Die Beklagte hat zwar grundsätzlich diese Problematik zu einem Teil erkannt, indem sie für das 1. Leistungsjahr nach Einführung des EBM 2005 den auf einem Vorstandsbeschluss beruhenden sog. Nettohonorarvergleich durchführt, dessen Rechtsgrundlage die Beklagte nicht angegeben hat und der insoweit fehlerhaft am Honorar selbst ansetzt, als nach den Vorgaben der Richtlinien ein Leistungsvolumen, nicht aber unmittelbar ein von weiteren Faktoren abhängiges Honorarvolumen garantiert werden soll. Dieser gilt jedoch nur für das erste Leistungsjahr nach Einführung des EBM 2005. Im Übrigen ist sie der Auffassung, die EBM-bedingten Steigerungen des Punktzahlniveaus würden für die Folgezeit über den Fachgruppenanpassungsfaktor aufgefangen werden. Die Beklagte ist auch nach Hinweis auf die strukturellen Mängel des Anpassungsfaktors und ihres – insofern inkonsequenten – Vorgehens bei ihrer Auffassung geblieben, ohne für ihre Auffassung eine nachvollziehbare Begründung abzugeben.

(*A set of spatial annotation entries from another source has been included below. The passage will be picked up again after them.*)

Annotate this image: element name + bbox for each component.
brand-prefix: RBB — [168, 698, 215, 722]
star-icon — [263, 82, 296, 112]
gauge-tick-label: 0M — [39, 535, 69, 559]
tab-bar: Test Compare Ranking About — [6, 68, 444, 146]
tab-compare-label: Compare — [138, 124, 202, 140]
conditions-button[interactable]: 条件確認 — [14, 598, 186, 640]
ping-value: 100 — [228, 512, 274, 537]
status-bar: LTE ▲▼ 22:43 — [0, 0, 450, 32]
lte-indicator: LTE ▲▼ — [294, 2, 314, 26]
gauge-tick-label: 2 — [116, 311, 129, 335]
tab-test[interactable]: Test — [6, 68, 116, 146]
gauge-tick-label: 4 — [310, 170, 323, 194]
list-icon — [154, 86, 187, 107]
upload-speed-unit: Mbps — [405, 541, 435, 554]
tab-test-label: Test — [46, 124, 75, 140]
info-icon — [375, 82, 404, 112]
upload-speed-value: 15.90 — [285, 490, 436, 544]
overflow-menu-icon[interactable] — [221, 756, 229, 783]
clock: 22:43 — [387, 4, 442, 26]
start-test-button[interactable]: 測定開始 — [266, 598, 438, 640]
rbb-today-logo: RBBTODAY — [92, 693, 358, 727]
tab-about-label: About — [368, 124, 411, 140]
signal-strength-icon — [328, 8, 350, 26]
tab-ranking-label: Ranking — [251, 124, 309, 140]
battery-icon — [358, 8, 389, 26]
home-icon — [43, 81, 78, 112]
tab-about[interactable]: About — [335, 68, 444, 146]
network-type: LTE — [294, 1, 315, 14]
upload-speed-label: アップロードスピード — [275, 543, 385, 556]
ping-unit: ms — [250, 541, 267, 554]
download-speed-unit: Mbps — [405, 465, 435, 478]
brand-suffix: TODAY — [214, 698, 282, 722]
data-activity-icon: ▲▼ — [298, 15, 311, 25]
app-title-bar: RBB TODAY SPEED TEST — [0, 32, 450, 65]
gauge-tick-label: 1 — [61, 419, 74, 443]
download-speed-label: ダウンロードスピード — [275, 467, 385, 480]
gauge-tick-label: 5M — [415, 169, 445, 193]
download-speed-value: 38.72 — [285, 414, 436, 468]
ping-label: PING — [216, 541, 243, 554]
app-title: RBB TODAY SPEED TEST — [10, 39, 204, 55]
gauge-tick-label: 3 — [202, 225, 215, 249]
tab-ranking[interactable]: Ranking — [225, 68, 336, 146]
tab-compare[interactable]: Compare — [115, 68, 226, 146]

Auf Aufforderung des Gerichts hat die Beklagte auf der vom Gericht aufgezeigten Grundlage den Anpassungsfaktor neu errechnet und für das strittige Leistungsjahr eine Vergleichsberechnung im Hinblick auf die dann entstehende Honorarrückforderung vorgelegt. Die Berechnung ergab für die Jahresquartale I bis IV (auf der Grundlage der Quartale II, III, IV und I/04) die Anpassungsfaktoren 2,0538 (zuvor 1,7768), 2,2211 (zuvor 2,0225), 2,1016 (zuvor 1,7596) und 1,9384 (zuvor 1,5845), die durchweg über den ursprünglich von der Beklagten berechneten Anpassungsfaktoren lagen, und im Ergebnis für das strittige 2. Leistungsjahr eine Überschreitung von 193.480,70 EUR und für das strittige 3. Leistungsjahr eine Überschreitung von 206.879,89 EUR. Hieraus folgte die tenorierte Stattgabe der Klage in Bezug auf das 2. und 3. Leistungsjahr.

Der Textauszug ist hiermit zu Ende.